Семнадцатилетняя стройная блондинка с длинными косами танцевала изящно и легко. Кавалер, хотя и немного тучный, уверенно вел свою даму, и зрители невольно следили за их плавными движениями. Вальс сменили другие танцы, но Ольга не принимала в них участия. Шацкий не отходил от нее, развлекая разговорами. Прошло еще некоторое время, оркестр умолк, утомленные музыканты попросили сделать перерыв. Солнце уже склонилось к западу. Многие ученики разбрелись по лесу. – После забав и танцев совершенно необходимо прогуляться, – уверял Шацкий Ольгу, с чем она охотно согласилась. Директриса уступила просьбе и разрешила прогулку.

Они пошли по дороге, свернули на лесную тропинку. Но тут навстречу им послышался стук колес. Пара серых лошадей показалась на дороге.

– Ах, вот и наши за мной приехали, – сказала Ольга с ноткой сожаления. Когда экипаж приблизился, они узнали кучера Анисима и старую няню Акинфьевну.

– Ну, голубка моя, – сказала няня, – пора и домой, чай, нагулялась.

– Здравствуй, барин! – сказала она Шацкому, который был принят у Закалинских и няня давно его знала. Анисим тоже приветствовал его, сняв шапку.

– Здравствуй, здравствуй, Акинфьевна! Здравствуй, Анисим! – ответил Шацкий.

– Почему ты одна, няня? Где же мадемуазель? – спросила Ольга. Она имела в виду свою гувернантку, старую деву.

– У них головка разболелась и они не могли, – ответила няня. Ольга, зная частые мигрени у гувернантки, не обеспокоилась этим сообщением.

– Ну, как, Анисим, поживаешь? – обратился Шацкий к кучеру. Такой вопрос был обычной формой разговора молодого барчука со стариком-кучером или другим слугою.

– Ничаво! Как завсегда, – ответил Анисим. – Коли ласка ваша, барин, подвезу, – добавил он.

– Анисим, – сказала Ольга, – поставь лошадей, пусть они отдохнут, а мы скоро вернемся. Няня, идем с нами! Акинфьевна вылезла из экипажа. Анисим отъехал в сторону и завернул лошадей.

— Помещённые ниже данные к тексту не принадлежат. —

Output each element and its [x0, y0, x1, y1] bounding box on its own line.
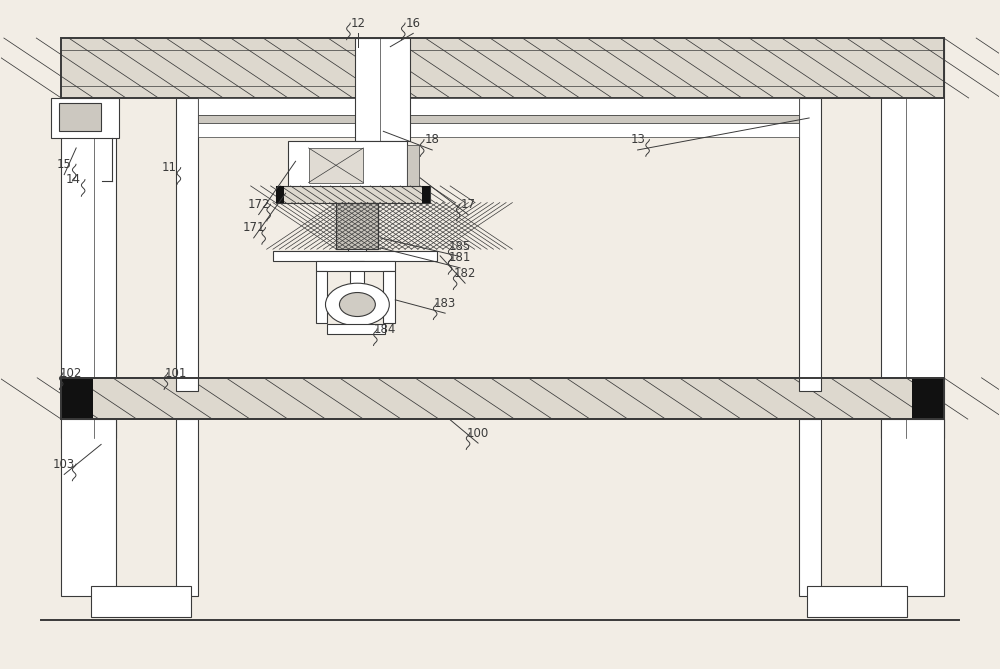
Bar — [61, 378, 944, 419]
Text: 182: 182 — [454, 267, 476, 280]
Bar — [176, 419, 198, 595]
Bar — [316, 260, 395, 271]
Bar — [881, 38, 944, 438]
Bar — [176, 98, 198, 391]
Bar — [61, 419, 116, 595]
Bar — [336, 203, 378, 250]
Bar — [61, 38, 944, 98]
Bar — [881, 419, 944, 595]
Circle shape — [325, 283, 389, 326]
Bar — [59, 103, 101, 131]
Bar — [316, 271, 327, 323]
Bar — [198, 122, 799, 137]
Bar — [422, 186, 430, 203]
Text: 101: 101 — [165, 367, 187, 379]
Bar — [276, 186, 430, 203]
Bar — [807, 586, 907, 617]
Text: 15: 15 — [57, 158, 72, 171]
Bar — [336, 203, 378, 250]
Bar — [273, 252, 437, 260]
Circle shape — [339, 292, 375, 316]
Text: 14: 14 — [66, 173, 81, 187]
Text: 172: 172 — [247, 198, 270, 211]
Text: 12: 12 — [351, 17, 366, 30]
Bar — [383, 271, 395, 323]
Text: 185: 185 — [449, 240, 471, 253]
Text: 102: 102 — [60, 367, 82, 379]
Bar — [91, 586, 191, 617]
Text: 11: 11 — [161, 161, 176, 175]
Text: 184: 184 — [374, 322, 397, 336]
Text: 16: 16 — [406, 17, 421, 30]
Bar — [276, 186, 284, 203]
Text: 18: 18 — [425, 133, 440, 147]
Bar — [61, 38, 116, 438]
Text: 17: 17 — [461, 198, 476, 211]
Text: 181: 181 — [449, 252, 471, 264]
Bar — [198, 98, 799, 114]
Bar — [309, 148, 363, 183]
Bar — [327, 324, 385, 334]
Bar — [350, 260, 364, 286]
Bar — [61, 378, 944, 419]
Bar — [61, 378, 93, 419]
Text: 171: 171 — [242, 221, 265, 234]
Bar — [348, 203, 366, 262]
Bar — [198, 114, 799, 122]
Text: 13: 13 — [630, 133, 645, 147]
Bar — [288, 141, 407, 191]
Bar — [407, 145, 419, 195]
Text: 100: 100 — [467, 427, 489, 440]
Text: 103: 103 — [53, 458, 75, 471]
Bar — [799, 419, 821, 595]
Bar — [355, 38, 410, 141]
Bar — [51, 98, 119, 138]
Bar — [799, 98, 821, 391]
Text: 183: 183 — [434, 296, 456, 310]
Bar — [912, 378, 944, 419]
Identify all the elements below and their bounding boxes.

– Стара уж я, моя детка, гулять-то, – сокрушенно сказала Акинфьевна; но и ей, видимо, хотелось пройтись в такую пору и в таком чудесном лесу.

– Разве недалеко, а то барин велели быть к чаю, – сказала она как бы в свое оправдание.

Акинфьевна души не чаяла в Ольге, она вырастила ее и, как выражалась, вынянчила своими руками.

Мать Ольги умерла давно, когда дочери было всего три года. С тех пор неотлучной была Акинфьевна в жизни Ольги. Ольга любила и уважала няню за ее ум и преданность. Закалинский, отец Ольги, уважал и ценил ее.

Порядочно поотстав от молодых людей, опираясь на посох, няня с нежностью следила за своей воспитанницей. Она шла на почтительном расстоянии, чтобы не мешать беседе и не стеснять их своим присутствием.

Шацкий болтал о том о сем, Ольга делала вид, что все это интересно, спрашивала, как он думает проводить лето.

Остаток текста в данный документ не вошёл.